Surely there must be some scandal, intrigue or controversy involved, Kenyon seems to have resolved. But he apparently couldn’t find any. As far as anyone can tell, Edson simply decided he was tired of his job and prefers to do something else for a living. (Ordinarily, people in that position embark upon a confidential search for a new job prior to resigning, but that option isn’t open to Edson, in no small part because the Valley News thinks people who take important public sector jobs should forfeit their privacy.)
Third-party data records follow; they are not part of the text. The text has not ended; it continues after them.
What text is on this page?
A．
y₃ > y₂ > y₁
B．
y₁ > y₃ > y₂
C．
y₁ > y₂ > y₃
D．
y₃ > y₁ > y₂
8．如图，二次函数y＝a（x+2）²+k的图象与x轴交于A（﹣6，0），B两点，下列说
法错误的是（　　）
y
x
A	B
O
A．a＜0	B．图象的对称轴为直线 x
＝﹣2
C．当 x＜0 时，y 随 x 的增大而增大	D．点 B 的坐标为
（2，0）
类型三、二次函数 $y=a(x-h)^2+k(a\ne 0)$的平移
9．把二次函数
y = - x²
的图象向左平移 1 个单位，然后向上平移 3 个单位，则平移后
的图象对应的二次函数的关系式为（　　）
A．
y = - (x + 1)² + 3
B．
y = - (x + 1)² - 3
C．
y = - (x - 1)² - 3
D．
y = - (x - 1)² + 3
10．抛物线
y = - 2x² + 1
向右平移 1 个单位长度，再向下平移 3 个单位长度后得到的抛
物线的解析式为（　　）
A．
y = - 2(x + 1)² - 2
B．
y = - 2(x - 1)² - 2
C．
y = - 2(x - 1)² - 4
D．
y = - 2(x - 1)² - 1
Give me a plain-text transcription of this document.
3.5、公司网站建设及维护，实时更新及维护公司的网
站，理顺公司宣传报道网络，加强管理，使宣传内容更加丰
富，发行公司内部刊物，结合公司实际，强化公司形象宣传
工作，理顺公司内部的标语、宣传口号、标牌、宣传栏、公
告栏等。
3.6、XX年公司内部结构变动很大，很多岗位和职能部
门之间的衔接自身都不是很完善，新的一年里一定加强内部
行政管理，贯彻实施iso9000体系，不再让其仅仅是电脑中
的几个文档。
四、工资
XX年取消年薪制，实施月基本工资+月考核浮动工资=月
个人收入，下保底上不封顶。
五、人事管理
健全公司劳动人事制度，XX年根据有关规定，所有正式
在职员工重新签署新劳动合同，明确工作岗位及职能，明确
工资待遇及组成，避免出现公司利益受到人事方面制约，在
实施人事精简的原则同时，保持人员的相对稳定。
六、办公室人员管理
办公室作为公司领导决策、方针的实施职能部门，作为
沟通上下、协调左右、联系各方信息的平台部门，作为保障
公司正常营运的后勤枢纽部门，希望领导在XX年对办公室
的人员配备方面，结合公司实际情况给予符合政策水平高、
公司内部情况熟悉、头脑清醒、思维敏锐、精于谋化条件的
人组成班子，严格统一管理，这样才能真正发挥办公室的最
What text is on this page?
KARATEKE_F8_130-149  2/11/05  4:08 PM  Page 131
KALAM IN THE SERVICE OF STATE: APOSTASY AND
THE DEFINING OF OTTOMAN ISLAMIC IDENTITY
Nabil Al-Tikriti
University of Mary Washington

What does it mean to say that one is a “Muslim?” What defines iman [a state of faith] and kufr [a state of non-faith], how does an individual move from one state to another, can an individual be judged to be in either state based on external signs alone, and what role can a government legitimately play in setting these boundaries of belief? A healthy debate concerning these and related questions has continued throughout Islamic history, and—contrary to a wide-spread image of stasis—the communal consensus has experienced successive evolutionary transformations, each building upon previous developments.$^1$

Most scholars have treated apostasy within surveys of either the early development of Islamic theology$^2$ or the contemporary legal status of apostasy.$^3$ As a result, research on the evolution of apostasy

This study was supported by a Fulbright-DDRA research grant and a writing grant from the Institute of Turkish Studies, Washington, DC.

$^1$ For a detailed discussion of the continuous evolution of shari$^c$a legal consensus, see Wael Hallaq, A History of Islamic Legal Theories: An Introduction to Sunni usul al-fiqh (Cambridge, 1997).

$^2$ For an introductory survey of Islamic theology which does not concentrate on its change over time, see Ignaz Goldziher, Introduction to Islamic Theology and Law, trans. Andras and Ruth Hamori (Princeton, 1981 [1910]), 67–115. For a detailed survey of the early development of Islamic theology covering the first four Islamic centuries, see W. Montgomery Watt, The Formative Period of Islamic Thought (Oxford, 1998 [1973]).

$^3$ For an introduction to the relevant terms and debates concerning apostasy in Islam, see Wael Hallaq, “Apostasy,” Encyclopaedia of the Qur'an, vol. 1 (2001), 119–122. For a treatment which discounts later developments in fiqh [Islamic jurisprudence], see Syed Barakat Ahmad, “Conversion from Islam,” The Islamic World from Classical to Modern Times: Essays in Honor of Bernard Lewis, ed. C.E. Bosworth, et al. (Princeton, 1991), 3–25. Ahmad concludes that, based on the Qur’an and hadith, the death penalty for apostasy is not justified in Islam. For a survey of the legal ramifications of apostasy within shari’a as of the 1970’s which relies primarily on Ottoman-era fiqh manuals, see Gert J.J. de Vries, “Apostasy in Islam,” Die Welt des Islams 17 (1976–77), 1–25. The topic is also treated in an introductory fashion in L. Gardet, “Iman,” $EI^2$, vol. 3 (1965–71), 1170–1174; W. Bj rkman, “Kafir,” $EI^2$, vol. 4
Indeed, the only real news in Kenyon’s column about Rob Edson is that the principal refused to return Kenyon’s phone calls. It is a positive development, suggesting that officials in Norwich have wised up and determined that they have nothing to gain by cooperating with Kenyon’s quest to make Norwich look like Hooterville (a fictitious sitcom town where wily farmers coexist with rich nitwits from away, for those too young to remember Green Acres).

“Norwich can’t keep a principal,” proclaimed Kenyon, even though Edson’s longevity hardly advances the hypothesis. Never one to let the facts get in the way of a good story, Kenyon trots out the sorry record that preceded Edson’s tenure, which involved four principals who failed to catch on. Thus, to make the Kenyonesque innuendo explicit, in this columnist’s opinion even a relatively generous $90,000 salary is inadequate to keep someone at the helm of the public school in a town of wealthy whiners.

Earth to Jim Kenyon: The world is full of thankless high-visibility jobs. They tend to pay better than positions that don’t involve overseeing zero-sum games like public school systems. The phenomenon is hardly unique to prosperous communities.

And by the way, Jim Kenyon, since you seem to appreciate innuendo: One would have thought that if 2007 taught you anything, it would be to ‘judge not lest ye be judged’ when it comes to relations between parents and their kids’ public schools.

Instead, 2007 made clear that Jim Kenyon essentially has only two columns, which he keeps writing over and over again. The first one identifies a nonprofit that is underfunded and largely unrecognized because it tends to serve downtrodden folks who are generally invisible. The second picks some successful local institution and, by consulting only with those who have an axe to grind, manages to make success look like failure.